Not a whole lot is known about the motivations of the people who built the spheres. Pottery near the sites date the spheres to between 600 AD and 1000 AD, well before the Spanish conquests.
This of course is a problematic way to date the objects because it tells you the last time that people were using the area around the spheres, but it doesn’t tell you whether those people actually were the builders.
A giant stone structure can stand for thousand of years and see a variety of uses during its lifetime. For example, ancient pagan temples were often re-purposed by Christians as churches, before eventually falling into ruin.
Decades of study, but no clear answers
The absence of hard evidence has created a vacuum of facts around the stone spheres, a vacuum that many are all too happy to fill with psuedo-scientific speculation.
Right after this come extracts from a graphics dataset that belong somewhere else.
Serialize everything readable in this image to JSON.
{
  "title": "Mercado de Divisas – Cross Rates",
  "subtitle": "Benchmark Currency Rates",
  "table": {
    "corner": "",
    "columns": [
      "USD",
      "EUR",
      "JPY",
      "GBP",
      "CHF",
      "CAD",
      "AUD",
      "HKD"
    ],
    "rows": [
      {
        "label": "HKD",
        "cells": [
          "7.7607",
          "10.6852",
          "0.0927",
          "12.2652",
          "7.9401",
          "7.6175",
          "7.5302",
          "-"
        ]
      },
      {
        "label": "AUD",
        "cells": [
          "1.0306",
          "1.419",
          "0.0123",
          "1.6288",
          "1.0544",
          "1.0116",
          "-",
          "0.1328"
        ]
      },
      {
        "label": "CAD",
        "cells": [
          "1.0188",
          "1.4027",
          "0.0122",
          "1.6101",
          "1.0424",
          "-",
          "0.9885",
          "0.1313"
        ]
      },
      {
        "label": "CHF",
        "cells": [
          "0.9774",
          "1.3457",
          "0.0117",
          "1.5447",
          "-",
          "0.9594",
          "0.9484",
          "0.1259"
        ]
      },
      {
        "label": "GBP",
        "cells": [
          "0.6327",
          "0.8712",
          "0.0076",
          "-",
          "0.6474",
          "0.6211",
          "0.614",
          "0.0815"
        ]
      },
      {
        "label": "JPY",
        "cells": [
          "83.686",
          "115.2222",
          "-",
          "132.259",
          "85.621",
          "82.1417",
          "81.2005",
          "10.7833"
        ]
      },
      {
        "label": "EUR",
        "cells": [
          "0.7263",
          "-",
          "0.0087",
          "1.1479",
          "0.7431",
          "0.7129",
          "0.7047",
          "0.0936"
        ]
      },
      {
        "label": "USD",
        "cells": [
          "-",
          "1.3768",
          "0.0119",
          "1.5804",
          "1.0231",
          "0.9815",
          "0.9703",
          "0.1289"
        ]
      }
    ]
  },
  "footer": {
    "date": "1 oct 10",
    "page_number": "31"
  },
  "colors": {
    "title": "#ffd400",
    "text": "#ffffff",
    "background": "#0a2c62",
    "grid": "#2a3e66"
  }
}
“Theories” surrounding the origins of the stones range from ancient aliens (a staple explanation for large mystery structures) to them being built by survivors from Atlantis. However, explanations that themselves are not based in fact explain nothing.
The fact is that we just don’t know who built the spheres or why. We can get a general idea of what they were like from other cultures in the area that are better documented.
Central America has a long history of large scale stone work, so it wouldn’t be a stretch to say that whoever carved the spheres had a similar skill set available.
They could have carved the spheres from local rock, and since they’re spheres it wouldn’t have exactly taken a tribe of rocket scientists to figure out how to move them into place.
As to why they did it, we may never known. The builders did not leave any writing to posterity, so archeologists are left piecing together their motivations from the structures themselves. The stones aren’t saying much though, and so the mystery remains.